Weather conditions during early summer (May to July) were drier than normal, and this low rainfall in most areas contributed to an early forecast of 'low to normal liver fluke disease risk'. While August was a wet month in most areas, much of September has been dry and warm.  Taking the worst case scenario and affording September and October maximum scores on the MORECs scale, there is a high risk of liver fluke disease only in Scotland with a moderate risk in all other areas except for the SE of England where there is only a low risk.

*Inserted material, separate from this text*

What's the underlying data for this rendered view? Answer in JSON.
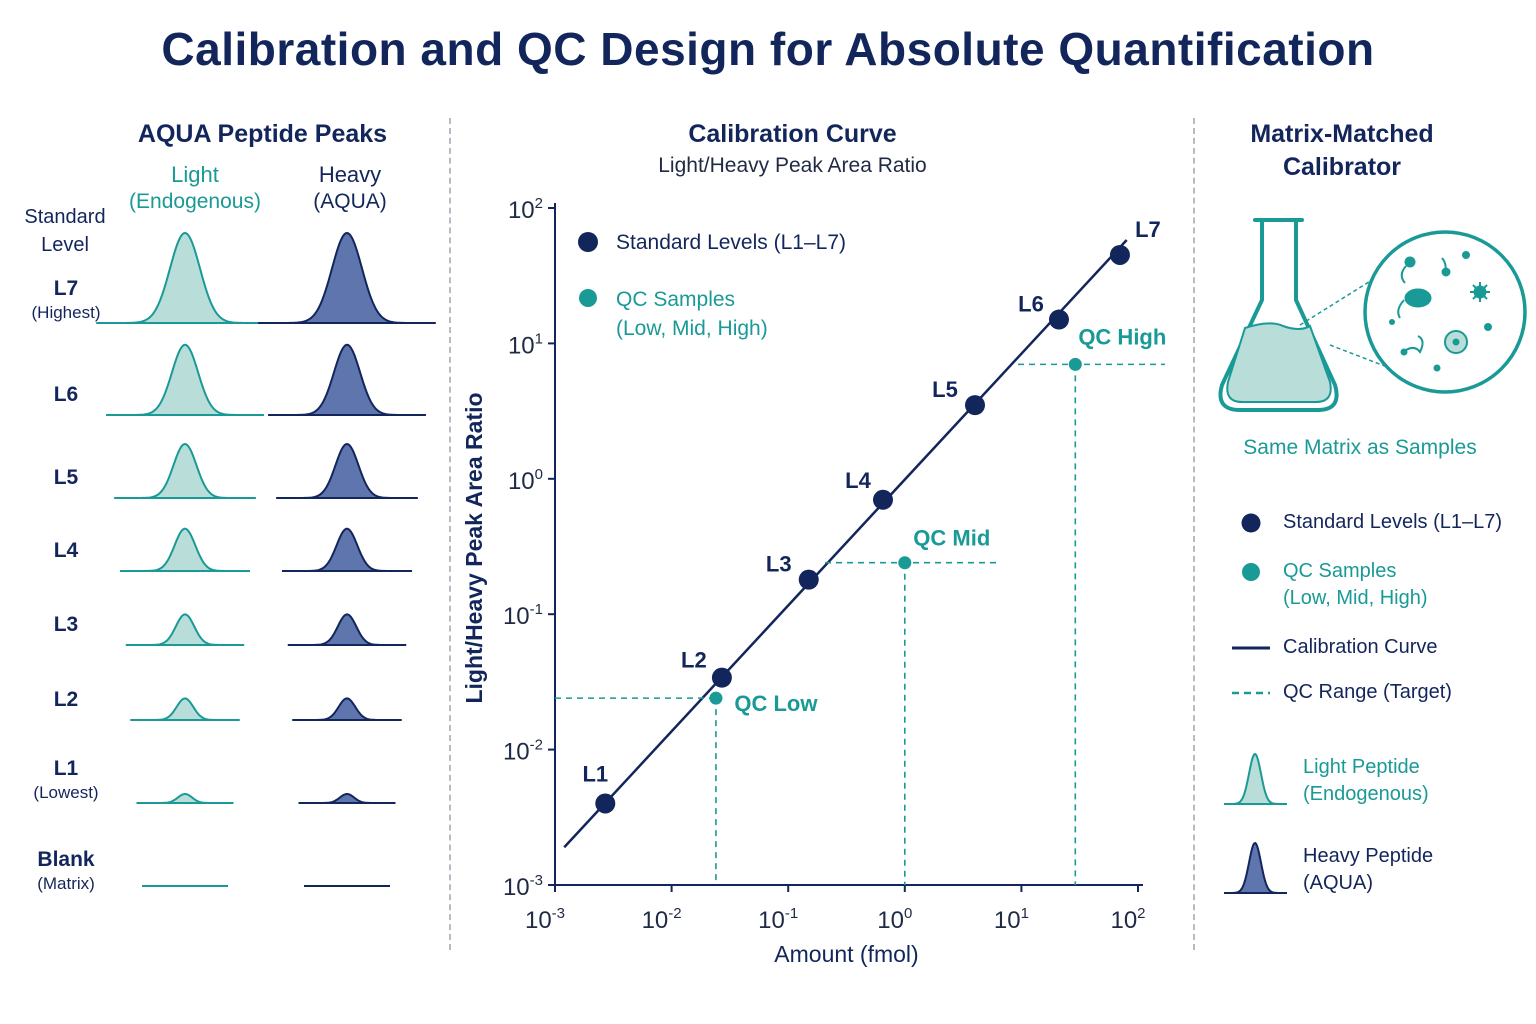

  • It should be remembered that the fluke forecast covers very large geographical areas and farmers should consult their own veterinary surgeon regarding recommendations for their own flock.
  • However, in general, early flukicide treatments to prevent acute/sub-acute fluke infestations using triclabendazole may only be necessary in Scotland.
  • The moderate risk for the western half of England and Wales could mean that fluke treatments are delayed until later in the autumn.
  • The effectiveness of fluke treatments should be monitored by your veterinary surgeon.
  • Strategies using alternative flukicide products, such as closantel, should be included later in the year in high risk areas to overcome potential triclabendazole resistance problems.
  • Flocks with no previous evidence of fluke disease must maintain their farm's biosecurity especially with respect to purchased sheep but also cattle.

Fig 1

Evasion strategies for liver fluke should also be adopted wherever possible by not grazing potentially contaminated, poorly drained areas.

 

Continue quarantine treatments of all purchased stock

  • Quarantine arrangements are still essential to reduce the risk of introducing anthelmintic-resistant worms with purchased sheep.
  • Current best practice involves sequential full dose treatments with either monepantel (Zolvix) or derquantel/abamectin (Startect) and moxidectin 1% injection upon arrival on farm.
  • Confine sheep for 24-48 hours, then turn out onto pasture recently grazed by sheep.
  • Maintain purchased stock in separate groups and monitor closely for disease for at least 30 days before mixing with home flock.

 

PARASITIC GASTROENTERITIS (PGE)

  • Clinical PGE is likely to become a problem on contaminated grazing in many areas as the larval challenge increases because farmers are not sending lambs to market at present due to low prices leading to over-stocked pastures.
  • Use of Group 4 (monepantel) or Group 5 (derquantel and abamectin) anthelmintics at this time of year could be considered in flocks to prolong the efficacy of the more commonly used Group 1-3 anthelmintics, and are essential in those flocks with confirmed triple-resistance (all anthelmintics in Groups 1-3).  The use of such products should only be used after detailed consultation with your veterinary surgeon.

Fig 2

  • Anthelmintic treatments pre-tupping
  • Anthelmintic treatment of all breeding females pre-tupping is rarely necessary
  • Dosing all ewes pre-tupping may select for anthelmintic resistant strains and is discouraged in the SCOPS guidelines.
  • In general terms, anthelmintic treatment should be targeted at leaner ewes, gimmers, or those sheep with dags.
  • Rams are often neglected at this time and a faecal worm egg count will decide whether a pre-tupping anthelmintic treatment is necessary.

 

Fig 3

Anthelmintic treatment should be targeted at leaner ewes, gimmers, or those with dags. Investigate cause if a high percentage of sheep are in poor condition.

CATTLE NEMATODES

Growing cattle housed after their first or second season at pasture should be treated with either a Group 1 or 3 anthelmintic at housing.  Pour-on Group 3 preparations have the added advantage they are also effective against both sucking and chewing lice.

 

Cattle exposed to liver fluke infection should be dosed after housing; the interval between housing and treatment will depend on the efficacy of the product used against immature fluke stages. For example if closantel is used, it must be given at least six weeks after housing to ensure that all fluke stages in the liver are susceptible to this drug.

 

Fig 4

Pour-on Group 3 preparations have the added advantage over other anthelmintic options in that they are effective also against both sucking and chewing lice.

 

 

Local farm conditions may vary so consult your veterinary surgeon. Parasite control should be part of your veterinary health plan.